Percibo que alguien está pensando en mí en estos momentos. Aunque no me pertenezcan, hago míos esos pensamientos que flotan en el aire.

Si dos partículas han estado en contacto alguna vez, permanecerán siempre conectadas aunque las separen millones de kilómetros. Son las teorías físicas que Charly me cuenta. Me las quedo, aunque no las comprendo. Los compromisos emocionales que establecemos con otras personas se transforman en energía y siempre es posible recuperar esas emociones, porque en el ámbito de la energía no existe ni el tiempo ni el espacio. Al evocar los recuerdos, los sacamos del pasado para insertarlos en el ahora. Por eso, cuando tenemos un accidente grave o nos sentimos al borde de la muerte, visualizamos en unos segundos y sin orden cronológico la totalidad de nuestra vida, sin dividirla en secuencias progresivas. Dicho de otro modo: la realidad tiene múltiples dimensiones' y existen universos paralelos por los que se puede viajar en el tiempo. No recuerdo en qué se basan para afirmar que son once las dimensiones o los universos paralelos. Las creencias esotéricas son parecidas y, desde luego, mucho más antiguas. Los científicos suelen ser demasiado arrogantes y aceptan de mala gana que exista un pensamiento intuitivo, mágico, pero muy desarrollado en la Antigüedad.

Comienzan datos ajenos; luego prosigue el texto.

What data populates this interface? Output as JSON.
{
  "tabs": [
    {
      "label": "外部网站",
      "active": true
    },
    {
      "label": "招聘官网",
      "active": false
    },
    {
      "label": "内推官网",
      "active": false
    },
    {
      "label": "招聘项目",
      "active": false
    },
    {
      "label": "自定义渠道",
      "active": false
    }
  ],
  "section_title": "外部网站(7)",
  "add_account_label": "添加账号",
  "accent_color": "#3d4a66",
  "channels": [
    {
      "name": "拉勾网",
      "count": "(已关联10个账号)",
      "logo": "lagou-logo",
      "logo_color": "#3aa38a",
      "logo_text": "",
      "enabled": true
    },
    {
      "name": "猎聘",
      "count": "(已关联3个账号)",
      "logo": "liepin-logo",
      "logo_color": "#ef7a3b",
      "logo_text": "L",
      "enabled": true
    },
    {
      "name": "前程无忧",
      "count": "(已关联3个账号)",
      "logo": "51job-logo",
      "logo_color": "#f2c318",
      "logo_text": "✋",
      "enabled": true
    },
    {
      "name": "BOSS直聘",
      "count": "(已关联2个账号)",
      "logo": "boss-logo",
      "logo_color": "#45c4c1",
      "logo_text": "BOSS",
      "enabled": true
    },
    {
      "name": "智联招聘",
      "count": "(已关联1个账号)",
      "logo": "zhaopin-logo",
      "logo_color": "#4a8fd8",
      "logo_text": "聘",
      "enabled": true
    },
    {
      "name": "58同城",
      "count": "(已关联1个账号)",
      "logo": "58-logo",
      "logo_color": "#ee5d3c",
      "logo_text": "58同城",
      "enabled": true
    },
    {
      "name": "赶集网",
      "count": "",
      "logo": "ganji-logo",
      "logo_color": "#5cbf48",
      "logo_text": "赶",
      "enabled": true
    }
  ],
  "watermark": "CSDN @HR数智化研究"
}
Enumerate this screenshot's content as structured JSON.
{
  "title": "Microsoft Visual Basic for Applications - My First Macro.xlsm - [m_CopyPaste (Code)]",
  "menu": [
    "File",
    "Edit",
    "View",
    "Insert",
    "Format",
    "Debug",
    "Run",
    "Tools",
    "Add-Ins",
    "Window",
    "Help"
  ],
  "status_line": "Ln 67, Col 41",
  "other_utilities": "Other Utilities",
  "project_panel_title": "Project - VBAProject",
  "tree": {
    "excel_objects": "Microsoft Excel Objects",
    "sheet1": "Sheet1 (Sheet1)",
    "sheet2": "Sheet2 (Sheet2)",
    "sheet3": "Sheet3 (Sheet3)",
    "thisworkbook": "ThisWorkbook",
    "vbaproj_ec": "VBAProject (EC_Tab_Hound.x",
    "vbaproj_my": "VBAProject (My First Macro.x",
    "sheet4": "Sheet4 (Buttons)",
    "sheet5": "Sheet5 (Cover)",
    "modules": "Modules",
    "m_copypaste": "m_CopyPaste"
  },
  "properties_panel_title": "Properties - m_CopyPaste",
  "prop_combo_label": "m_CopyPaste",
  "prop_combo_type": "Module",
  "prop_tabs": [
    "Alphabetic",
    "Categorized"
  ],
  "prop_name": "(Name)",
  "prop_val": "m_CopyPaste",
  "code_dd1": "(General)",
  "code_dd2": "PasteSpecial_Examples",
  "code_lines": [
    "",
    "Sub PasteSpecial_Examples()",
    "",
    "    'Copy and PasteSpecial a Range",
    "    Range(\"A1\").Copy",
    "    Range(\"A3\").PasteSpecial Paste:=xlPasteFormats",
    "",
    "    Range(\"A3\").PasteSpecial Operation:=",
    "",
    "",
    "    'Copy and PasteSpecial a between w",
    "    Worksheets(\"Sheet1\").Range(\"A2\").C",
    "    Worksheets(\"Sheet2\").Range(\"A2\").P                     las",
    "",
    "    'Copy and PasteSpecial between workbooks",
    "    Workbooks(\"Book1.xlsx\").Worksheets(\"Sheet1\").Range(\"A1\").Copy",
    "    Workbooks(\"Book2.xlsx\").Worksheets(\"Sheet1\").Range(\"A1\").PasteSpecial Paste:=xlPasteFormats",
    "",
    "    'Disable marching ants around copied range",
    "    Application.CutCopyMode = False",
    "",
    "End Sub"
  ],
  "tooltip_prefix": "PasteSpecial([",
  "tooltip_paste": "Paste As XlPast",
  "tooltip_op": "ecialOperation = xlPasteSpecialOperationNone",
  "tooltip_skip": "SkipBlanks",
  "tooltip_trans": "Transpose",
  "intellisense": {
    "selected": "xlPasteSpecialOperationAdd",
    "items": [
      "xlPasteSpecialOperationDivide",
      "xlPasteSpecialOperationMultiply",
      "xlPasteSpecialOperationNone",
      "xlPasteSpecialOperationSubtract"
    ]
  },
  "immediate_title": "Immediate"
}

Nuestro amigo Charly, del que tampoco he vuelto a saber nada desde que nos despedimos en el aeropuerto, dice que existen demasiadas cuestiones impredecibles, que apenas conocemos la superficie de la realidad y que sólo desde otra dimensión se podrían comprender las leyes del universo. Antes de que la física moderna decidiera dividir en once los universos paralelos, los astrólogos estudiaban ya los siete cielos planetarios, que a su vez coincidían con los siete pisos del zigurat, las misteriosas torres mesopotámicas de casi noventa metros de altura desde las cuales observaban los astros. Cada piso representaba uno de los siete colores del arco iris, o las siete estrellas errantes, que eran los únicos planetas conocidos en aquel tiempo: el Sol, la Luna, Júpiter, Marte, Saturno, Mercurio y Venus. Con ellos bautizaron los días de la semana. El último piso del zigurat estaba coronado con una deslumbrante cúpula dorada o plateada donde aparecían representados animales en relieve y los signos del Zodiaco o mansiones del Sol, con los que nombraron los meses del año. Los babilonios eran astrólogos, pero también grandes conocedores de la astronomía. Ponían nombre a los cometas, calculaban los eclipses, estudiaban las fases de la Luna y las manchas del Sol. Se supone que la bíblica Torre de Babel fue uno de aquellos zigurats de la antigua Babilonia, ciudad construida a orillas del Éufrates, de la que no recuerdo si quedan unos montículos de arcilla o un foso con agua donde crecen las cañas o quizá no quede ni rastro tras la última guerra. Hace mucho tiempo que estuve allí. Es una pena que de aquellas maravillas arquitectónicas mesopotámicas sólo sobrevivan los relatos de Herodoto, que visitó Babilonia en el siglo V a. C, y el testimonio de los arqueólogos.